A quem interessa o fim da Lava Jato?

Ao se apropriar do termo "lavajatismo", o procurador-geral da República, Augusto Aras, e a defesa de Lula se tornam quase siameses no ataque à força-tarefa

Publicado em 30/07/2020 às 06h00
Atualizado em 30/07/2020 às 06h00
O procurador-geral da República, Augusto Aras, preside a 8ª sessão ordinária do Conselho Superior do Ministério Público Federal (CSMPF)
Augusto Aras atacou frontalmente a Lava Jato ao caracterizá-la como uma "uma caixa de segredos". Crédito: José Cruz/Agência Brasil

As perigosas declarações do procurador-geral da República, Augusto Aras, sobre a Lava Jato acabaram ironicamente por empurrar o bolsonarismo para bem perto do lulopetismo,  levando-se em consideração que Aras não somente ocupa o cargo por indicação do presidente como se comporta como aliado. Perto demais,  não se sabe se a ponto de concretizar o proverbial "o inimigo do meu inimigo é meu amigo", mas o suficiente para estremecer o discurso de combate à corrupção que acompanha Jair Bolsonaro desde a campanha eleitoral, um de seus mais consideráveis propulsores de votos.

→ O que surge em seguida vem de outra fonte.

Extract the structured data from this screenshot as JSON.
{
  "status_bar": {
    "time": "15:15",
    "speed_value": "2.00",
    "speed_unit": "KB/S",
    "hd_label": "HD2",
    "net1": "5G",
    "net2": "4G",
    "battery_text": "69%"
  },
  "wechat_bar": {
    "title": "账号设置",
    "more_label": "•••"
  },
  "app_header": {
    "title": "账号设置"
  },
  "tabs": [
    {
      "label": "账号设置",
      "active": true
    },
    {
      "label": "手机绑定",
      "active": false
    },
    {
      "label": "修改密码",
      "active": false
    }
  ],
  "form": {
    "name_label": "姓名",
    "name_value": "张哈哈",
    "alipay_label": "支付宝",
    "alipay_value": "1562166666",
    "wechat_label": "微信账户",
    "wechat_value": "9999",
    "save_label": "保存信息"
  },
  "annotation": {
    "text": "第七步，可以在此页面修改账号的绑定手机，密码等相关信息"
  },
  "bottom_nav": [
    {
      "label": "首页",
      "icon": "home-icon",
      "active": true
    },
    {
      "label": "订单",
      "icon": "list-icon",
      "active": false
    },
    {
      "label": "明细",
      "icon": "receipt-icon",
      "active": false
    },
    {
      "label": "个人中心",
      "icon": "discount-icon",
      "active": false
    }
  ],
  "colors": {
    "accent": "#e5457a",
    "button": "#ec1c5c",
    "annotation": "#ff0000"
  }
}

O chefe do Ministério Público atacou frontalmente a força-tarefa ao caracterizá-la como uma "uma caixa de segredos", justificando tal afirmação com o volume de informação acumulado e sua suposta "opacidade". Os 350 terabytes de dados reunidos, citando mais 38 mil pessoas, por si só não revelam nada além daquilo que foi perceptível pela opinião pública desde 2014: um trabalho incessante, que chegou ao esquema de corrupção político-econômico na Petrobras, mas foi ainda mais longe, expondo tentáculos internacionais desse aparato arquitetado nas entranhas do partido político que estava no poder.  

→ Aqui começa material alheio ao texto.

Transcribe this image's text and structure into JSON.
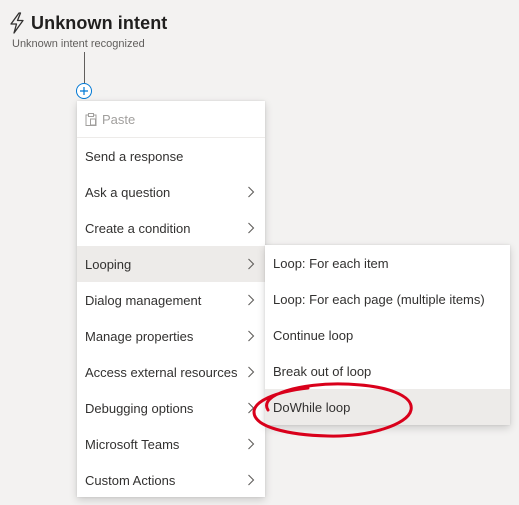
{
  "trigger": {
    "title": "Unknown intent",
    "subtitle": "Unknown intent recognized",
    "icon": "lightning-bolt-icon"
  },
  "add_button": {
    "icon": "plus-icon",
    "accent_color": "#0078d4"
  },
  "menu": {
    "paste_label": "Paste",
    "paste_icon": "clipboard-icon",
    "items": [
      {
        "label": "Send a response",
        "has_submenu": false
      },
      {
        "label": "Ask a question",
        "has_submenu": true
      },
      {
        "label": "Create a condition",
        "has_submenu": true
      },
      {
        "label": "Looping",
        "has_submenu": true,
        "active": true
      },
      {
        "label": "Dialog management",
        "has_submenu": true
      },
      {
        "label": "Manage properties",
        "has_submenu": true
      },
      {
        "label": "Access external resources",
        "has_submenu": true
      },
      {
        "label": "Debugging options",
        "has_submenu": true
      },
      {
        "label": "Microsoft Teams",
        "has_submenu": true
      },
      {
        "label": "Custom Actions",
        "has_submenu": true
      }
    ]
  },
  "submenu": {
    "items": [
      {
        "label": "Loop: For each item"
      },
      {
        "label": "Loop: For each page (multiple items)"
      },
      {
        "label": "Continue loop"
      },
      {
        "label": "Break out of loop"
      },
      {
        "label": "DoWhile loop",
        "hovered": true
      }
    ]
  },
  "annotation": {
    "shape": "ellipse",
    "color": "#d9001b",
    "highlights": "DoWhile loop"
  }
}
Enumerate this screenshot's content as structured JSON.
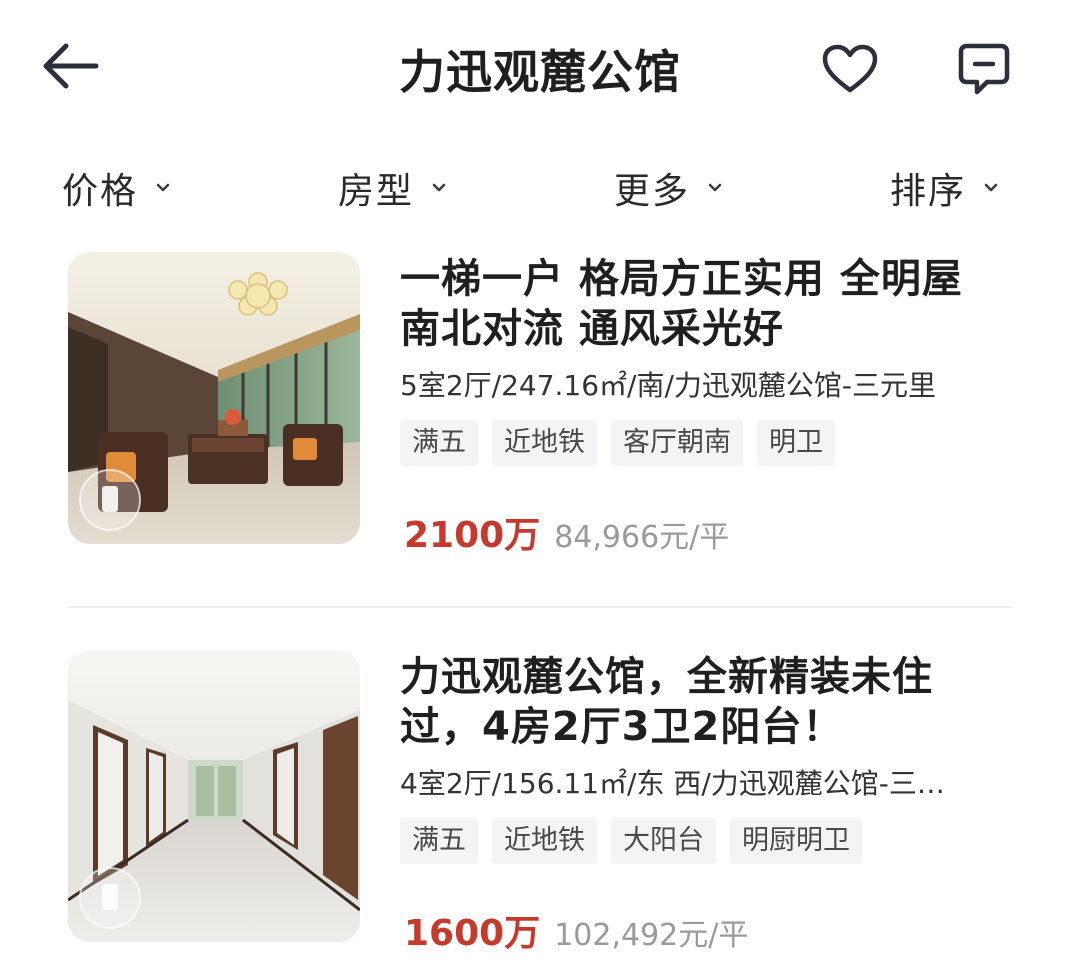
{
  "header": {
    "title": "力迅观麓公馆",
    "back_icon": "back-arrow-icon",
    "favorite_icon": "heart-icon",
    "message_icon": "chat-bubble-icon"
  },
  "filters": [
    {
      "label": "价格"
    },
    {
      "label": "房型"
    },
    {
      "label": "更多"
    },
    {
      "label": "排序"
    }
  ],
  "listings": [
    {
      "title": "一梯一户 格局方正实用 全明屋 南北对流 通风采光好",
      "meta": "5室2厅/247.16㎡/南/力迅观麓公馆-三元里",
      "tags": [
        "满五",
        "近地铁",
        "客厅朝南",
        "明卫"
      ],
      "price": "2100万",
      "unit_price": "84,966元/平"
    },
    {
      "title": "力迅观麓公馆，全新精装未住过，4房2厅3卫2阳台！",
      "meta": "4室2厅/156.11㎡/东 西/力迅观麓公馆-三…",
      "tags": [
        "满五",
        "近地铁",
        "大阳台",
        "明厨明卫"
      ],
      "price": "1600万",
      "unit_price": "102,492元/平"
    }
  ],
  "colors": {
    "price": "#c63a2e",
    "tag_bg": "#f3f4f6",
    "divider": "#eeeeee",
    "title_text": "#1f1f1f",
    "icon_stroke": "#2a2f3a"
  }
}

PT pode ter sido o mais visado, mas não foi o único. Além de Lula, nomes como o de Eduardo Cunha (MDB), Sérgio Cabral (MDB), Michel Temer (MDB) engrossam a lista das prisões realizadas no âmbito da operação, que também atingiu tucanos como José Serra e Aécio Neves. Empresários também foram parar atrás das grades, reforçando que ideologia e poder econômico pouco importavam. Foram 293 prisões e 253 condenações. 

O "punitivismo" denunciado de forma despropositada pelo procurador-geral é, como os números explicitam, a justiça sendo finalmente feita para os crimes de colarinho branco, como há muito se esperava no país. Augusto Aras desmoraliza a Lava Jato para imobilizar suas engrenagens. Mesmo que a operação também tenha sido passível de erros e deslizes processuais, é um caso a ser tratado pela Corregedoria-Geral da Procuradoria-Geral da República. 

No cargo que ocupa, Augusto Aras deve seguir os trâmites protocolares, mas preferiu lavar a roupa suja em público. Primeiro, para uma plateia de advogados criminalistas com muito interesse em ver a Lava Jato conjugada no passado. Depois, para senadores... ambiente no qual não é difícil encontrar quem tenha o mesmo interesse, mesmo que eclipsado pelo discurso anticorrupção que é de praxe. Lá, aproveitou para tecer críticas a operações de busca e apreensão da Polícia Federal em gabinetes de parlamentares. Convenientemente.

  Ao se apropriar do termo "lavajatismo", Aras e a defesa de Lula se tornam quase siameses.  O discurso é o mesmo, o de descrédito da operação, de enumeração de supostos abusos, que podem ter havido, mas na boca do procurador-geral da República não podem surgir como ilações. Seu comportamento não é republicano, mas se encaixa perfeitamente nesses tempos em que a quebra de decoro institucional passou a ser encarada com uma assustadora naturalidade. O desmonte da Lava Jato é evidente, mas pode vir a implodir a própria reputação do Ministério Público Federal, o que é inaceitável na mesma proporção.

A própria Justiça  impôs correções à Lava Jato, quando houve excessos. O processo investigativo precisa ser corrigido quando falha, principalmente no que venha a impedir o direito à ampla defesa. E a maioria esmagadora das investigações e condenações foram confirmadas pelas instâncias superiores, inclusive pelo STF.

A Lava Jato não está acima do bem e do mal, também deve passar por escrutínio. O que não significa asfixiá-la, como parece ser a intenção. Quando Aras usa palavras como "chantagem" e "extorsão" para se referir aos métodos dos procuradores, ele consegue fazer com que os êxitos percam a glória. O que cai bem a um governo que não só perdeu seu bastião da moralidade, o ex-juiz Sérgio Moro, como passou a tê-lo como um adversário. Bolsonaro deve se apressar na defesa da Lava Jato para não ser acusado, justamente, de estelionato eleitoral.